As you approach the immense amphitheater or Great Theater, you can almost hear the noise of a crowd. The Romans enlarged the seating, up to 25,000 people, and added blood sports that included gladiator fights. The nearly intact stadium stands as a marvel of ancient glory and memorial to all those who died there.

Training fields and a gymnasium lie beyond the stadium, with a cooling tree-covered walkway leading to the exit or lower entrance. According to experts only 13% of the ancient site has been excavated and studied, leaving much more work to be done and more wonders to uncover. Thankfully UNESCO added Ephesus to its World Heritage list in 2015, ensuring its maintenance and protection.

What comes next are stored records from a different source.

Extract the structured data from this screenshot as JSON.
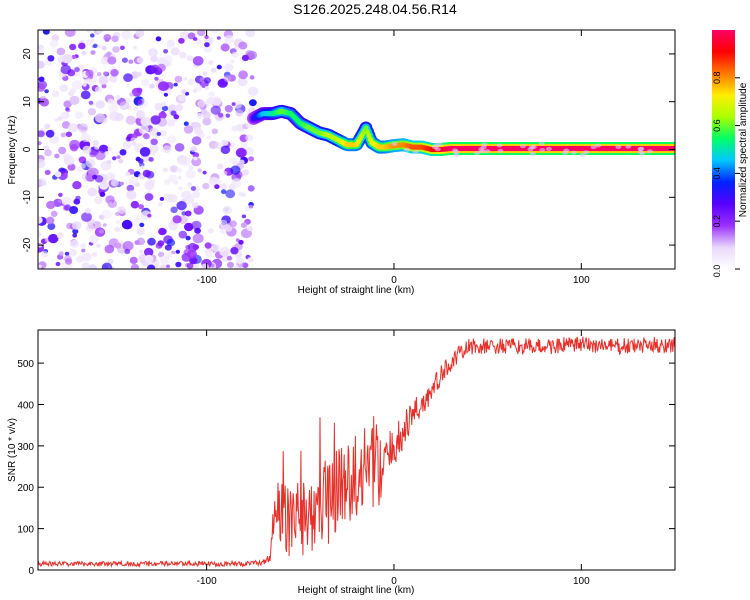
{
  "figure_title": "S126.2025.248.04.56.R14",
  "chart_data": [
    {
      "type": "heatmap",
      "title": "S126.2025.248.04.56.R14",
      "xlabel": "Height of straight line (km)",
      "ylabel": "Frequency (Hz)",
      "xlim": [
        -190,
        150
      ],
      "ylim": [
        -25,
        25
      ],
      "x_ticks": [
        -100,
        0,
        100
      ],
      "y_ticks": [
        -20,
        -10,
        0,
        10,
        20
      ],
      "colorbar": {
        "label": "Normalized spectral amplitude",
        "range": [
          0,
          1
        ],
        "ticks": [
          "0.0",
          "0.2",
          "0.4",
          "0.6",
          "0.8"
        ],
        "colormap": [
          "#ffffff",
          "#e8d8fb",
          "#9b30ff",
          "#5500ff",
          "#0022ff",
          "#00c8ff",
          "#00ff66",
          "#aaff00",
          "#ffee00",
          "#ff7700",
          "#ff0000",
          "#ff0066"
        ]
      },
      "noise_region": {
        "x": [
          -190,
          -75
        ],
        "y": [
          -25,
          25
        ],
        "amplitude": [
          0.05,
          0.35
        ]
      },
      "signal_ridge": {
        "x": [
          -75,
          -70,
          -65,
          -60,
          -55,
          -50,
          -45,
          -40,
          -35,
          -30,
          -25,
          -20,
          -17,
          -15,
          -12,
          -8,
          -5,
          0,
          5,
          10,
          15,
          20,
          25,
          30,
          40,
          60,
          80,
          100,
          120,
          150
        ],
        "f": [
          6.5,
          7.5,
          7.5,
          8,
          7.5,
          5.5,
          4.5,
          3.5,
          3,
          2,
          1,
          1,
          3,
          4.5,
          1.5,
          0.5,
          0.5,
          0.8,
          1,
          0.5,
          0.5,
          0,
          0,
          0.2,
          0.2,
          0.2,
          0.2,
          0.2,
          0.2,
          0.2
        ],
        "amp": [
          0.3,
          0.45,
          0.5,
          0.6,
          0.55,
          0.55,
          0.6,
          0.6,
          0.65,
          0.65,
          0.75,
          0.75,
          0.65,
          0.6,
          0.7,
          0.75,
          0.75,
          0.8,
          0.8,
          0.85,
          0.85,
          0.9,
          0.95,
          1,
          1,
          1,
          1,
          1,
          1,
          1
        ]
      }
    },
    {
      "type": "line",
      "xlabel": "Height of straight line (km)",
      "ylabel": "SNR (10 * v/v)",
      "xlim": [
        -190,
        150
      ],
      "ylim": [
        0,
        580
      ],
      "x_ticks": [
        -100,
        0,
        100
      ],
      "y_ticks": [
        0,
        100,
        200,
        300,
        400,
        500
      ],
      "series": [
        {
          "name": "SNR",
          "color": "#e8302a",
          "x": [
            -190,
            -80,
            -70,
            -66,
            -63,
            -60,
            -55,
            -50,
            -45,
            -40,
            -35,
            -30,
            -25,
            -20,
            -15,
            -12,
            -10,
            -6,
            -3,
            0,
            5,
            10,
            15,
            20,
            25,
            30,
            35,
            40,
            60,
            80,
            100,
            120,
            150
          ],
          "values": [
            15,
            15,
            18,
            30,
            160,
            140,
            110,
            130,
            150,
            140,
            170,
            210,
            220,
            200,
            250,
            270,
            260,
            240,
            270,
            300,
            330,
            380,
            400,
            430,
            470,
            500,
            520,
            540,
            540,
            540,
            545,
            540,
            545
          ],
          "noise": [
            6,
            6,
            6,
            10,
            70,
            80,
            90,
            100,
            110,
            110,
            110,
            110,
            100,
            100,
            100,
            110,
            120,
            70,
            60,
            50,
            45,
            40,
            35,
            30,
            25,
            22,
            22,
            20,
            20,
            20,
            20,
            20,
            20
          ]
        }
      ]
    }
  ]
}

After leaving the site, we enjoyed a cultural taste of the land, sampling Turkish coffee, tea, wine, and snacks. We saw how silk cocoons are spun into thread and then used to make oriental carpets. Two ladies worked at looms, weaving detailed designs into the rugs.

The owners and workers displayed many different carpets, explaining the difference in workmanship and threads like silk and wool. The shop also contained jewelry and handicrafts, and some guests purchased items.

Unfortunately, the time spent at the cultural center took up all the free time allotted, so we had to return to the ship immediately after the tour.

I found the brief visit to Turkey enchanting, but as with most travel finds, I wished to stay longer.